Kohlrabi puree Cut kohlrabi into 1-inch chunks. Boil in salted water until soft, 10 to 15 minutes. Puree in a food processor with some butter. Season with salt and pepper.
Stir-fried kohlrabi Cook some garlic, ginger, scallions and hot red pepper flakes in a little peanut oil for 30 seconds in your wok or a large skillet, add the kohlrabi (cut into matchsticks), and stir-fry a few minutes longer. Add 1/2 cup water, cover and steam until kohlrabi is softened, about 5 minutes. Remove the lid and cook until liquid is almost evaporated. Stir in some soy sauce, a little sesame oil, some toasted sesame seeds, and serve.
KOHLRABI WITH LENTILS
This hearty but not heavy, winter salad makes an outstanding luncheon dish or light supper. If your grocer isn't stocking kohlrabi (you may have to ask for it), you can use young turnips, celery root or even broccoli stems in its place. Serve over salad greens, with dark rye bread and a wedge of Gouda or Emmentaler cheese.
3/4 cup brown lentils
1/4 cup olive oil
1 tablespoon cider vinegar
1 tablespoon grainy mustard
1 small shallot, finely chopped
Ground black pepper
1 (1/4-inch-thick) slice Black Forest Ham, cut into 1/4-inch dice
3 small kohlrabi bulbs, trimmed and cut into 1/4-inch dice
1 Granny Smith apple, peeled, cored and cut into 1/4-inch dice
1 tablespoon finely chopped dill
1. Bring a pot of salted water to boil and add lentils. Cook until just tender but not mushy, 10 to 15 minutes. Drain and transfer to a large bowl.

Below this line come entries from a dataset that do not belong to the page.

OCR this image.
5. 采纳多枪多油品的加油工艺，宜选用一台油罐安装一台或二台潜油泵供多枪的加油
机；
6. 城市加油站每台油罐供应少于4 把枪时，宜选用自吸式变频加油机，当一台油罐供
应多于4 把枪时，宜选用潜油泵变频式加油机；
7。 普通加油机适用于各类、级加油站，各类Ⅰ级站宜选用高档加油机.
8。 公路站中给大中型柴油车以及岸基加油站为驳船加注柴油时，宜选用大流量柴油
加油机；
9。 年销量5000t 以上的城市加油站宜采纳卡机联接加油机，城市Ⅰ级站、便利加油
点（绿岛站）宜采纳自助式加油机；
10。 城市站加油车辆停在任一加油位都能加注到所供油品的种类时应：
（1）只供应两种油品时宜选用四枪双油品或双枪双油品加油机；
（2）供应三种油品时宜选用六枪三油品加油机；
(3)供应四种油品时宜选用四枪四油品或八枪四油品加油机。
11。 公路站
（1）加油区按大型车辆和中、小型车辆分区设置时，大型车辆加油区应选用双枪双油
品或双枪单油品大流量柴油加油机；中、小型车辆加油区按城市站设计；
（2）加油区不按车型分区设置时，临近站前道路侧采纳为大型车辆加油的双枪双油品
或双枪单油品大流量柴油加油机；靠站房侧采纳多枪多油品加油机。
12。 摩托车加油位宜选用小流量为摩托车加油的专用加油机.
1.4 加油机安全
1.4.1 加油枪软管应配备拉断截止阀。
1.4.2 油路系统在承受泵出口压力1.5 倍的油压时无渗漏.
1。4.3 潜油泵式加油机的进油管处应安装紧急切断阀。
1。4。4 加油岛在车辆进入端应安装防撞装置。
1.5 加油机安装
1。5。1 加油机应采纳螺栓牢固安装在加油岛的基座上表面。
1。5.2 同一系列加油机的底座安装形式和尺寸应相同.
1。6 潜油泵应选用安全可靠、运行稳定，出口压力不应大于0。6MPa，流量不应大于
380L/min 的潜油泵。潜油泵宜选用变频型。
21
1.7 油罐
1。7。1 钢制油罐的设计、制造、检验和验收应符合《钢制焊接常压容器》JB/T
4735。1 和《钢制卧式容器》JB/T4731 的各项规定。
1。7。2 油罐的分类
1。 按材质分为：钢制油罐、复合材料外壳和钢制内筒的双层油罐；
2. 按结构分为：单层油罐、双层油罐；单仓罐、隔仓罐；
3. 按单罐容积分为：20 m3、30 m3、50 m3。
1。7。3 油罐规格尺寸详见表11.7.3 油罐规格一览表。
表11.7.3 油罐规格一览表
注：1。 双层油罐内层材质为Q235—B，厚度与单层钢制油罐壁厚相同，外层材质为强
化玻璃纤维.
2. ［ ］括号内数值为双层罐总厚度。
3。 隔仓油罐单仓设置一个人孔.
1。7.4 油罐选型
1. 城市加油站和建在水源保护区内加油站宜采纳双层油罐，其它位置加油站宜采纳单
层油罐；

2. While lentils are cooking, make dressing: Whisk together oil, vinegar, mustard and shallot in a small bowl. Season with salt to taste. Pour dressing over hot lentils. Stir in ham, kohlrabi, apple and dill. Serve immediately over salad greens or refrigerate for up to 1 day and let come to room temperature before serving. Makes 4 servings.